Come and tell me I am an awful daughter, I know I am 
My parents divorced when I was 7, me and my siblings ended up with my dad as my mum left to move in with the OM she was seeing. My DF did a great job raising us, it was the 80s, men didn't really do that kind of thing, he really made it clear he wanted custody.
She married the OM, my DF remarried too. DF is still married to his 2nd wife but my DM is currently single. Relatively recently she moved from the part of the country she had lived in for 25 yrs to the part of the country where we live. She actually lives about 10 mins away now, which is possibly a bit too close for me but we weren't exactly consulted on the move IYSWIM.
DH and I have kids now, and she is a great help, comes over one night a week to do school run, often helps at weekends, sometimes has them for sleepovers etc. the kids love her, she loves being close to them.
I think the problem is with me. In her efforts to be extra helpful, I sometimes feel there is an implied criticism of my parenting eg: she will buy an item of clothing for the kids which is completely unnecessary but SHE clearly thinks they a) need it and b) that I am not providing it.
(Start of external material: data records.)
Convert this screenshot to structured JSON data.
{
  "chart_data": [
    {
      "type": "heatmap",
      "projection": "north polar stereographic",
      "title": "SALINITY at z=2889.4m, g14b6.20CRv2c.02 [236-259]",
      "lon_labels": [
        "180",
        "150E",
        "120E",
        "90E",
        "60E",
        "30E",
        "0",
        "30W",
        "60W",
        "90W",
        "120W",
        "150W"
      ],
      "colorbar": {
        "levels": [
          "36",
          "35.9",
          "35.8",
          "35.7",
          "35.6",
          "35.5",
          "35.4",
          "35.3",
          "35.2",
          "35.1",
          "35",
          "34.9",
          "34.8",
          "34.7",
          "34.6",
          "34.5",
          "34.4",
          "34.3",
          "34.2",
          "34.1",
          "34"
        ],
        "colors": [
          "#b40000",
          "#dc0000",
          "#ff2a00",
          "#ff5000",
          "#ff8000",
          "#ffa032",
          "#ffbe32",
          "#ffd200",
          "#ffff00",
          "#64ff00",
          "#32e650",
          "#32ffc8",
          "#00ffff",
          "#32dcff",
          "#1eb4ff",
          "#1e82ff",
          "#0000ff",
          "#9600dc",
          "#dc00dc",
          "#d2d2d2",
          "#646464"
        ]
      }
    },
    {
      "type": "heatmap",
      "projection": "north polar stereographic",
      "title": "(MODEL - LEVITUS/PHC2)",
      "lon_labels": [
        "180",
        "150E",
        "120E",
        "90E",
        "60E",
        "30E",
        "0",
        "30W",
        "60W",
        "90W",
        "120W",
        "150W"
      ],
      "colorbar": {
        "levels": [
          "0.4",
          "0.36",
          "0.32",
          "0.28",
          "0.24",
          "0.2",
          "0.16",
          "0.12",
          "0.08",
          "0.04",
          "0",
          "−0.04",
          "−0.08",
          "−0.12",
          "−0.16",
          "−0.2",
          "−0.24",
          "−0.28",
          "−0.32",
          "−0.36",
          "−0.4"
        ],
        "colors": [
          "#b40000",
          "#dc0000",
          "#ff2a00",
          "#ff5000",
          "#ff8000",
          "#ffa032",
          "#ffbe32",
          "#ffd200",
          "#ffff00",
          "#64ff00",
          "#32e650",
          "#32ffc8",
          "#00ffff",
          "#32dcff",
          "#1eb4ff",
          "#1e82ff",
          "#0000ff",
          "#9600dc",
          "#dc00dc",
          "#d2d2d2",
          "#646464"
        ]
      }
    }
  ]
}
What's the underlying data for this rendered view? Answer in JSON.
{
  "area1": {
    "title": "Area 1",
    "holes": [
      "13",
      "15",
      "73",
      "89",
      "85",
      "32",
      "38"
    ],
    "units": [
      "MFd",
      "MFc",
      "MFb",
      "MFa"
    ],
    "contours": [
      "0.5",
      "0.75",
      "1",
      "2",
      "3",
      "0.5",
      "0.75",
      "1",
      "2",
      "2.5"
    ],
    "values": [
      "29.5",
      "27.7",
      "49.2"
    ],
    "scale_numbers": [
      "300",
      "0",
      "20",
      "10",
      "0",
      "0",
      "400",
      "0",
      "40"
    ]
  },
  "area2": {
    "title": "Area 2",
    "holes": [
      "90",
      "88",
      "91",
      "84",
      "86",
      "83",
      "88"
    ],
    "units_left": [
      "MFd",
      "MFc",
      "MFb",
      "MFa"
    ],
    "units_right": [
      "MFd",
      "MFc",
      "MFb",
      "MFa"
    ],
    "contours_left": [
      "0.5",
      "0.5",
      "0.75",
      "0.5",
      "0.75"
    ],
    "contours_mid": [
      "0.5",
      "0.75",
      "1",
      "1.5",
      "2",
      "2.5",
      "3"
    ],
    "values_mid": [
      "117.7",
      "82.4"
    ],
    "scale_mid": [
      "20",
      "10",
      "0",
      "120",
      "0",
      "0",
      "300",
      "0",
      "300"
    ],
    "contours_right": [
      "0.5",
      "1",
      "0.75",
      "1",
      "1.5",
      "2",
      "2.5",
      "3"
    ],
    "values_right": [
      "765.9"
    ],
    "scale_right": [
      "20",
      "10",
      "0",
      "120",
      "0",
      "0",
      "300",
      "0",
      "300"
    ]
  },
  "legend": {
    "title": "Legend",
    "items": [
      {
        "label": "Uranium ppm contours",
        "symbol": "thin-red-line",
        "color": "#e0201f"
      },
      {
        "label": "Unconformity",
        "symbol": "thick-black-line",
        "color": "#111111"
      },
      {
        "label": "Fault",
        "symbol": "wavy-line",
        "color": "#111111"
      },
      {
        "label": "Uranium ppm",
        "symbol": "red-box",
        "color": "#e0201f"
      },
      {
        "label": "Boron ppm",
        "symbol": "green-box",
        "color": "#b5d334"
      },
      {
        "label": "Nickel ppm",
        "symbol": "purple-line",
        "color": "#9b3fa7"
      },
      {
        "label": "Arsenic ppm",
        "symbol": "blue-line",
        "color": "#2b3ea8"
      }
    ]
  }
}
It's lovely when she buys them little treats but things like clothes, shoes etc I feel are our responsibility & I feel she's treading on my toes. I know this is stupid and she is trying to help.
The other thing is that I find myself increasingly cross towards her as my DC approach the age that I was when she left. Looking back at it now, I think she was really selfish and I can recall instances when she really just did what she wanted eg: we would see her in the school hols but one year she just decided to go abroad for the whole6 weeks, meaning we didn't see her & my dad as stuck with the long summer to cover on his own while working FT. At the time I didn't question it but now I am. I can't understand how she made those decisions.
It seems unfair to me that she was so absent and selfish when I was a child and yet now she gets to be the grandma who lives down the road and sees the kids every week. The other GPs see us much less often due to distances involved.
Anyway, sorry for the rambling. The main point is that after too much to drink last night I had a terrible row with her about all this. I was so so cross. I felt like I really wanted to push her away. I don't want her living so close to us and so involved in our lives, I don't feel she deserves it and I resent the implied criticism of the job I am doing as a parent when she basically absconded from the role.
I called her this morning, we talked, I apologised, she cried. I am not sure where to go from here. I feel like I need to put distance between us but I know she would find that heartbreaking.